HBO distanced itself from Russell Simmons and scrubbed his name from a stand-up comedy series he helped produce on the eve of its debut following a second sexual misconduct allegation.
HBO said Thursday it will go ahead with Friday's airing of "All Def Comedy" but will edit out any link to Simmons in the wake of allegations by screenwriter Jenny Lumet who claims that he had sex with her more than two decades ago despite her repeated demands that he stop.
"Simmons will not appear in the new series and we will be removing his name from the show moving forward," read a statement by HBO, which had previously been home to the Simmons' pioneering "Def Comedy Jam." ''We have no other projects with Russell Simmons."
HBO has previously proved willing to sever ties with starry names amid allegations of sexual misconduct. After Louis C.K. was accused of harassment, HBO removed the comedian from its "Night of Too Many Stars" special and took down his previous standup specials and series from its on-demand services.
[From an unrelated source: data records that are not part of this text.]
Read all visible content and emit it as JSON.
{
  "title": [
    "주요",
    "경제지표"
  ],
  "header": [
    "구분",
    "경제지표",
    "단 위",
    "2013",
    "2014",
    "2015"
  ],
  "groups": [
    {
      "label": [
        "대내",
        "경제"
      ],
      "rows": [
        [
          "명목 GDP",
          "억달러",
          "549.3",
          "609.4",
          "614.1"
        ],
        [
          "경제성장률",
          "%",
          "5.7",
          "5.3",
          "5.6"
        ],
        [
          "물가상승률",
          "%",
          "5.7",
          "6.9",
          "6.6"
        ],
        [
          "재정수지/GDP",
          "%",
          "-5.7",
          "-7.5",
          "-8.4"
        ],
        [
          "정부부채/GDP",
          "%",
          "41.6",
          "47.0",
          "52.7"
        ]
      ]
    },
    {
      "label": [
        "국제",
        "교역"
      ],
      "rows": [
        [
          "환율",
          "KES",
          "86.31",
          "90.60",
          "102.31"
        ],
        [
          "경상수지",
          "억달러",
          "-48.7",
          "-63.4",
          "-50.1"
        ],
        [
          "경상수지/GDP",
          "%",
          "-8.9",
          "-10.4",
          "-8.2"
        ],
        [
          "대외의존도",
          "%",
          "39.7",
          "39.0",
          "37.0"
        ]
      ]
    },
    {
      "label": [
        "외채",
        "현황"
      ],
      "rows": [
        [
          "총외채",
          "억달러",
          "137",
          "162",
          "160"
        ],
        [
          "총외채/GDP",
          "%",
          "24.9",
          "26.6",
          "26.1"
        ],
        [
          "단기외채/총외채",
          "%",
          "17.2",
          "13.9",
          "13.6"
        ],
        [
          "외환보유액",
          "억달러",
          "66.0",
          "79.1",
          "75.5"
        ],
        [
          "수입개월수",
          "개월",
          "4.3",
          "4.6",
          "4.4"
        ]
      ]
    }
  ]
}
The latest allegations facing Simmons comes from Lumet, who co-wrote "The Mummy" in 2017 and "Rachel Getting Married" in 2008, wrote an essay for The Hollywood Reporter on Thursday in which she recalled Simmons sexually violating her in 1991, when she was 24.
"I desperately wanted to keep the situation from escalating. I wanted you to feel that I was not going to be difficult. I wanted to stay as contained as I could," wrote Lumet, the daughter of filmmaker Sidney Lumet.
Simmons said in a statement released after the essay's publication that Lumet's memory of the night is "very different" from his, but it's clear to him "that her feelings of fear and intimidation are real." He apologized for being "thoughtless and insensitive" in some of his relationships. He said he would resign from his businesses because, "I don't want to be a distraction."
Lumet wrote that she never told anyone about that night until last month after allegations lodged against movie mogul Harvey Weinstein unleashed a torrent of stories about sexual misbehavior in multiple fields.
Lumet said she went public after model Keri Claussen Khalighi said Simmons coerced her to perform a sex act and later penetrated her without her consent in his New York apartment in 1991.
Simmons, 60, denied those allegations, saying everything that occurred between himself and Khalighi was completely consensual and with her "full participation." He suggested that Khalighi's accusation came from feeling shame.
CBS, PBS Fires Charlie Rose Amid Sexual Misconduct Allegations
"I'm deeply saddened and truly shocked to learn of Keri's assertions as to what happened over the course of that weekend," Simmons said in the statement. He later wrote that he "never committed any acts of aggression or violence in my life" or would "never knowingly cause fear or harm to anyone."
Hollywood figures including Debra Messing and Ron Perlman praised Lumet for coming forward. Messing on Twitter thanks Lumet for "bravely sharing your harrowing experience" and Perlman said: "Every man or woman having trouble understanding the ripples of this abhorrent behavior should read Ms. Lumet's words."
Def Jam Recordings was founded in 1984 by Simmons and Rick Rubin, making stars of such hip-hop artists as LL Cool J, Slick Rick, The Beastie Boys and Public Enemy. Its roster currently includes Kanye West, Justin Bieber, Frank Ocean, Alessia Cara, Jeremih, Jeezy, Iggy Azalea, Big Sean, Nas and 2 Chainz.
Simmons' empire includes the Argyleculture clothing line, Rush Communications, yoga studio Tantris, the energy drink Celsius and the film and television production company Def Pictures, along with several other philanthropic efforts like the Rush Philanthropic Arts Foundation and the Diamond Empowerment Fund.
He was married to TV personality and designer Kimora Lee Simmons from 1998-2009 and they had two daughters. She did not immediately respond to a request for comment from The Associated Press.
Simmons is the latest figure in the entertainment world to have his career derailed by accusations of misconduct. The accused include Pixar and Disney Animation chief John Lasseter, actors Kevin Spacey and Jeffrey Tambor, writer-director James Toback and TV anchors Matt Lauer and Charlie Rose.